I am not sure what to title this post, I am not even really sure what I am going to write but I know I have to write. I don’t know if it’s because its that time of the month or if I am just going through a thing but I am really struggling with this diet and exercise right now. I’m guessing that it’s because everyone does, I’m sure that’s true. But I am rebelling. Well not really, I am having rebellious thoughts. Maybe it is the menstrual thing. I just want to eat chocolate and I hate it that I feel this way and am having the hardest time shaking it. I also didn’t get up and exercise today. My back was still bothering me and I didn’t want to push it so I decided to take it easy. I will get up tomorrow.

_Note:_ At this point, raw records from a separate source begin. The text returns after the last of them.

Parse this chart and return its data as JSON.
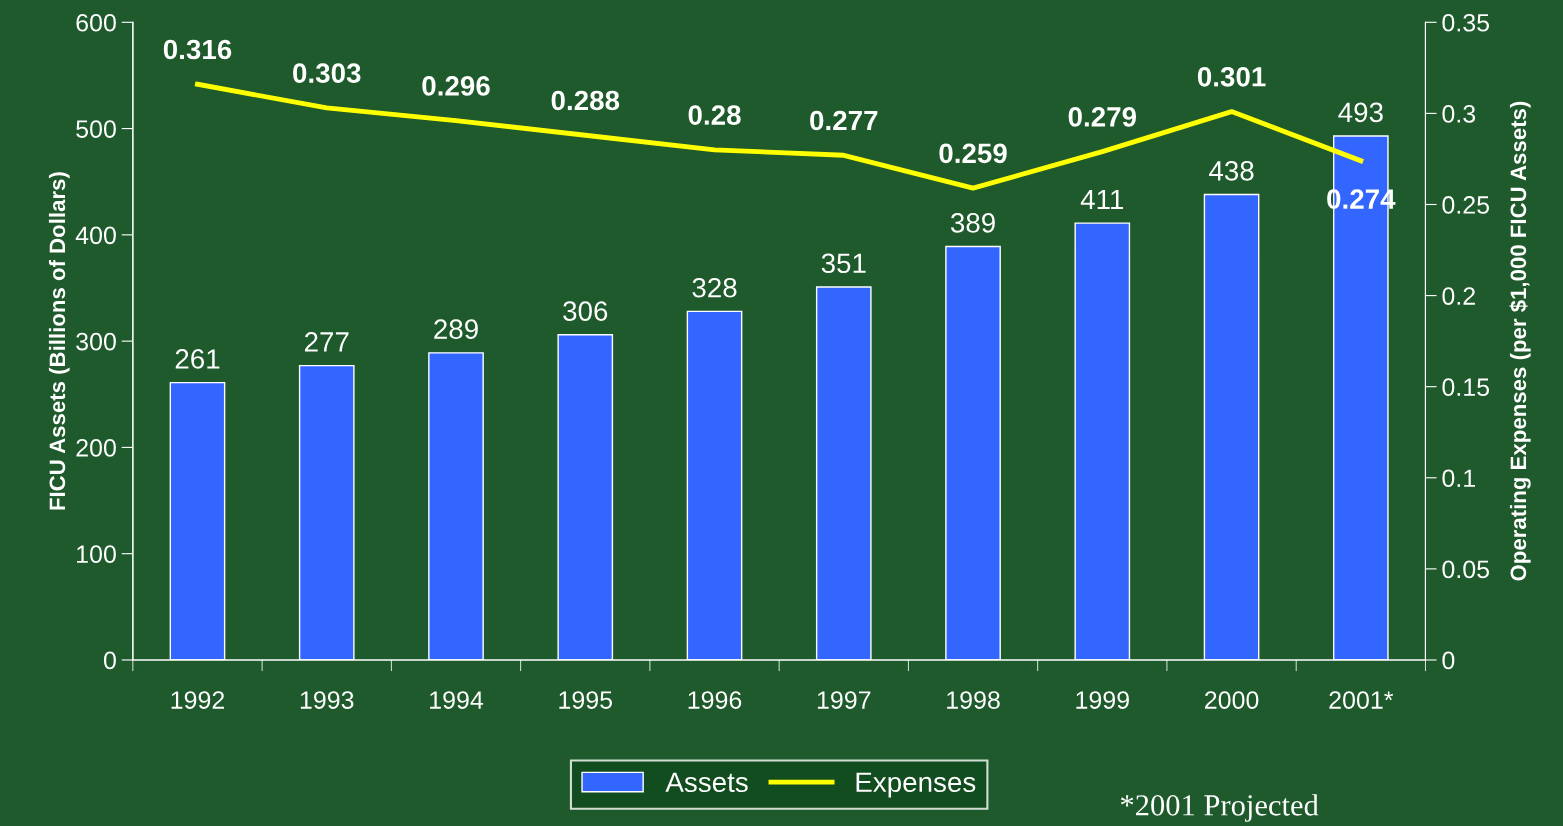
{
  "chart_data": {
    "type": "bar",
    "categories": [
      "1992",
      "1993",
      "1994",
      "1995",
      "1996",
      "1997",
      "1998",
      "1999",
      "2000",
      "2001*"
    ],
    "series": [
      {
        "name": "Assets",
        "color": "#3366ff",
        "values": [
          261,
          277,
          289,
          306,
          328,
          351,
          389,
          411,
          438,
          493
        ]
      },
      {
        "name": "Expenses",
        "type": "line",
        "axis": "y2",
        "color": "#ffff00",
        "values": [
          0.316,
          0.303,
          0.296,
          0.288,
          0.28,
          0.277,
          0.259,
          0.279,
          0.301,
          0.274
        ]
      }
    ],
    "ylabel": "FICU Assets (Billions of Dollars)",
    "y2label": "Operating Expenses (per $1,000 FICU Assets)",
    "ylim": [
      0,
      600
    ],
    "yticks": [
      0,
      100,
      200,
      300,
      400,
      500,
      600
    ],
    "y2lim": [
      0,
      0.35
    ],
    "y2ticks": [
      0,
      0.05,
      0.1,
      0.15,
      0.2,
      0.25,
      0.3,
      0.35
    ],
    "data_labels": true,
    "grid": false,
    "legend": "bottom",
    "marker": "none",
    "line_style": "solid",
    "annotations": [
      "*2001 Projected"
    ]
  }
}
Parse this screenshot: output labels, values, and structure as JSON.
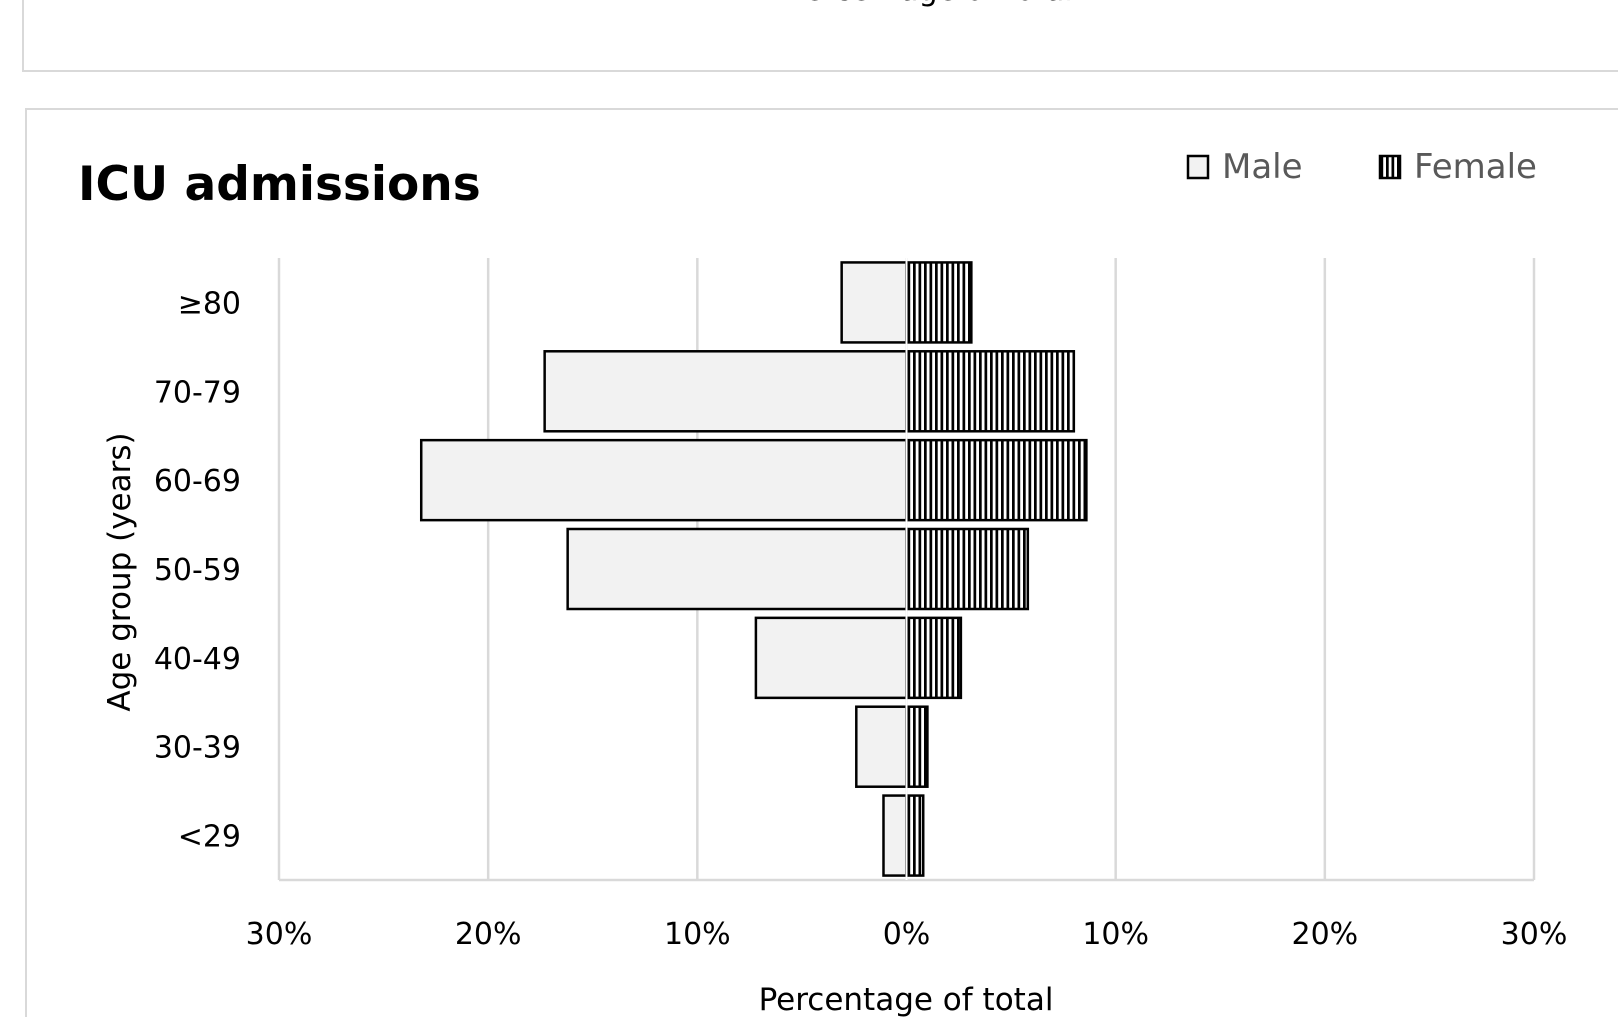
{
  "top_panel": {
    "axis_title": "Percentage of total"
  },
  "legend": [
    {
      "name": "Male",
      "pattern": "solid-light"
    },
    {
      "name": "Female",
      "pattern": "vertical-stripes"
    }
  ],
  "colors": {
    "male_fill": "#f2f2f2",
    "female_stripe": "#000000",
    "grid": "#d9d9d9",
    "border": "#000000"
  },
  "chart_data": {
    "type": "bar",
    "orientation": "horizontal-population-pyramid",
    "title": "ICU admissions",
    "ylabel": "Age group (years)",
    "xlabel": "Percentage of total",
    "categories": [
      "<29",
      "30-39",
      "40-49",
      "50-59",
      "60-69",
      "70-79",
      "≥80"
    ],
    "series": [
      {
        "name": "Male",
        "side": "left",
        "values": [
          1.1,
          2.4,
          7.2,
          16.2,
          23.2,
          17.3,
          3.1
        ]
      },
      {
        "name": "Female",
        "side": "right",
        "values": [
          0.8,
          1.0,
          2.6,
          5.8,
          8.6,
          8.0,
          3.1
        ]
      }
    ],
    "xlim": [
      -30,
      30
    ],
    "xticks": [
      {
        "value": -30,
        "label": "30%"
      },
      {
        "value": -20,
        "label": "20%"
      },
      {
        "value": -10,
        "label": "10%"
      },
      {
        "value": 0,
        "label": "0%"
      },
      {
        "value": 10,
        "label": "10%"
      },
      {
        "value": 20,
        "label": "20%"
      },
      {
        "value": 30,
        "label": "30%"
      }
    ],
    "grid": true,
    "legend_position": "top-right"
  }
}
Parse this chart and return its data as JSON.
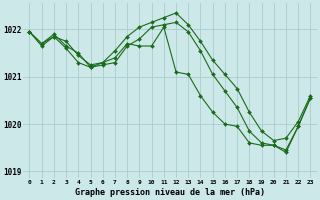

I think I’m also struggling with constantly trying to keep track of my calories. Its one of things I hate about dieting, but I know it’s something that I have to do to lose this weight and I really want to lose this weight. So forgive me but there may just be days that I tell you what I ate and not actually go through all the calories.
Breakfast
1/2 c cooked oatmeal (100 calories)
Mid-morning
4 boiled egg whites (68 calories)
3 pieces of turkey bacon (75 calories)
Lunch
salad: lettuce, tomato, onion, pine nuts, feta cheese, chicken
Dinner
1 pork chop
3/4 c of corn
Snack
2 tbsp. peanut butter
Total: 1268 calories
So tomorrow is a new day and 5am will come quickly. I am off to get my stuff ready for tomorrow and head to bed.